Pelaku sweeping boleh diberangus sebab itu adalah tindakan gangguan terhadap ketertiban dan kenyamanan publik yang sudah diatur di dalam sistem hukum negara Indonesia. Pandangan keagamaan mereka tidak usah dan tidak perlu dipermasalahkan. Mereka berhak berpegang pada pandangan apa pun. Mereka pun berhak menyatakan pandangan mereka. Tapi mereka tidak berhak mengganggu orang lain dengan alasan apa pun, termasuk dengan alasan fatwa MUI. Karena gangguan fisik itulah, terhadap tubuh atau bangunan atau harta milik orang-orang yang dianggap kafir itu, negara harus bertindak menangkap para pelaku.

Apakah hanya pelaku di lapangan yang tertangkap tangan atau ada sanksi organisasinya juga? Banyak orang ingin FPI dibubarkan. Tapi sebagai organisasi non-negara FPI berhak hidup seperti halnya MUI atau PGI atau KWI. FPI tidak boleh diganggu dengan cara apa pun hanya karena pandangan keagamaannya. Hanya apabila FPI sebagai organisasi menyerukan tindakan-tindakan pelanggaran hukum, misalnya, menyuruhbunuh, menyuruhhancurkan, mengajakrusuh, dan atau semacam itu, barulah ia bisa diperkarakan. Bukan dibubarkan tapi diperkarakan di pengadilan. Pengadilanlah yang kemudian memutuskan apakah benar ia bersalah dan hukuman apakah yang pantas dijatuhkan, termasuk pemenjaraan, denda, dan pembubaran.

Pejabat negara, termasuk polisi, yang mengambil kebijakan atau tindakan berdasarkan fatwa MUI harus segera diperiksa karena ini patut diduga adalah salah satu wujud perlawanan atau pembangkangan (selain ketidaktahuan, kebodohan, kerancuan, atau kebingungan) terhadap negara. Kebijakannya yang telah diambil harus langsung dibatalkan. Tindakannya dihentikan dan apabila telah menimbulkan gangguan umum, negara harus aktif meminta maaf, mengganti rugi, dan atau mengambil tindakan-tindakan reparasi dan rehabilitasi seperlunya. Pejabatnya sendiri harus diperiksa secara resmi untuk memastikan alasannya menggunakan wewenang dan fasilitas negara untuk mewujudkan sesuatu yang bukan berdasarkan kehendak publik. Apabila bersalah, sanksi yang dijatuhkan harus diketahui umum.
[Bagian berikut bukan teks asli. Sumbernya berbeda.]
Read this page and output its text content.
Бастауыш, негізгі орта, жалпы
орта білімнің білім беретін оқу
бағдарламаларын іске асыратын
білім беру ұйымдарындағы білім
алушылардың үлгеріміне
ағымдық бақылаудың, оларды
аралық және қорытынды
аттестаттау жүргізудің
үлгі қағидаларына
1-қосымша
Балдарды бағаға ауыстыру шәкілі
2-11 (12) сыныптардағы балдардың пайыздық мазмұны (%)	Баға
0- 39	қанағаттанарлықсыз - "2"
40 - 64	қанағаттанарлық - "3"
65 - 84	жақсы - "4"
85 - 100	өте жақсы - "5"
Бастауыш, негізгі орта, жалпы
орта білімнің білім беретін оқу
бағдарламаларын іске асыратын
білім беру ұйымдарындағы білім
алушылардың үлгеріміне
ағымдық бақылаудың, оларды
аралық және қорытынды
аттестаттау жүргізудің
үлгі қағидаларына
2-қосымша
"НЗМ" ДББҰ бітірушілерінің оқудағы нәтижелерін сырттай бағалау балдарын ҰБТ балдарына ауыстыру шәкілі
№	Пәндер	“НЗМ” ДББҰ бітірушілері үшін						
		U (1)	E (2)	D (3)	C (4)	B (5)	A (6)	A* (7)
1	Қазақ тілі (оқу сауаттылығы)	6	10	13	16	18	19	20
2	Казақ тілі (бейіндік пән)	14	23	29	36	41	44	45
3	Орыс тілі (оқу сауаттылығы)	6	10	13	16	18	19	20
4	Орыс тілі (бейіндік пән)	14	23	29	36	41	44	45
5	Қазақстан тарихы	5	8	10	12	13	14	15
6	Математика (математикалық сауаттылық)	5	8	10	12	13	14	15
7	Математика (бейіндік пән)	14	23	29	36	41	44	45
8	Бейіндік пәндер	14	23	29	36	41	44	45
Ada pun mengenai MUI, sekali lagi, ia berhak mengkafirkan atau menajiskan siapa pun dan apa pun yang dikehendakinya berdasarkan pendapatnya dengan mengikuti hati nuraninya sendiri, termasuk imannya. Sesungguhnya, biar pun ada ulama-ulama—termasuk mereka yang sudah puluhan tahun diakui sebagai ulama besar berilmu dan beriman tinggi dan dalam—yang tidak sepakat dengan pandangan MUI, adalah tidak pantas menghinakan atau menistakan atau mempermalukan MUI atas pandangannya itu. Bahkan, mungkin seharusnya ada kekaguman bahwa MUI begitu berani menyatakan pendapat yang berseberangan dengan pandangan umum, dengan posisi pemerintah, dan dengan organisasi-organisasi Islam raksasa seperti NU dan Muhammadiyah.

Lain halnya apabila MUI misalnya menggunakan fasilitas pihak-pihak yang dinyatakannya kafir demi kepentingannya sendiri. Menggunakan fasilitas pemda, misalnya, yang berarti memanfaatkan uang pajak yang sebagian dibayarkan kafir kepada negara untuk kepentingannya. Atau mengeluarkan keputusan yang membantu keberhasilan atau keuntungan kafir atau perusahaan kafir, misalnya, dengan membantu melariskan produk-produk jualan kafir. Kalau misalnya hal-hal itu terjadi, yang tentunya dalam kenyataan patut diduga tidak pernah terjadi, barulah integritas moral dan keagamaan MUI mungkin bisa dipertanyakan. Kalau hanya sejauh berfatwa kafir, itu adalah haknya yang harus dibela semua orang. Sebab intisari demokrasi dan toleransi adalah bahwa kita membela hak orang atau pihak lain untuk menyuarakan pendapat yang tidak kita setujui.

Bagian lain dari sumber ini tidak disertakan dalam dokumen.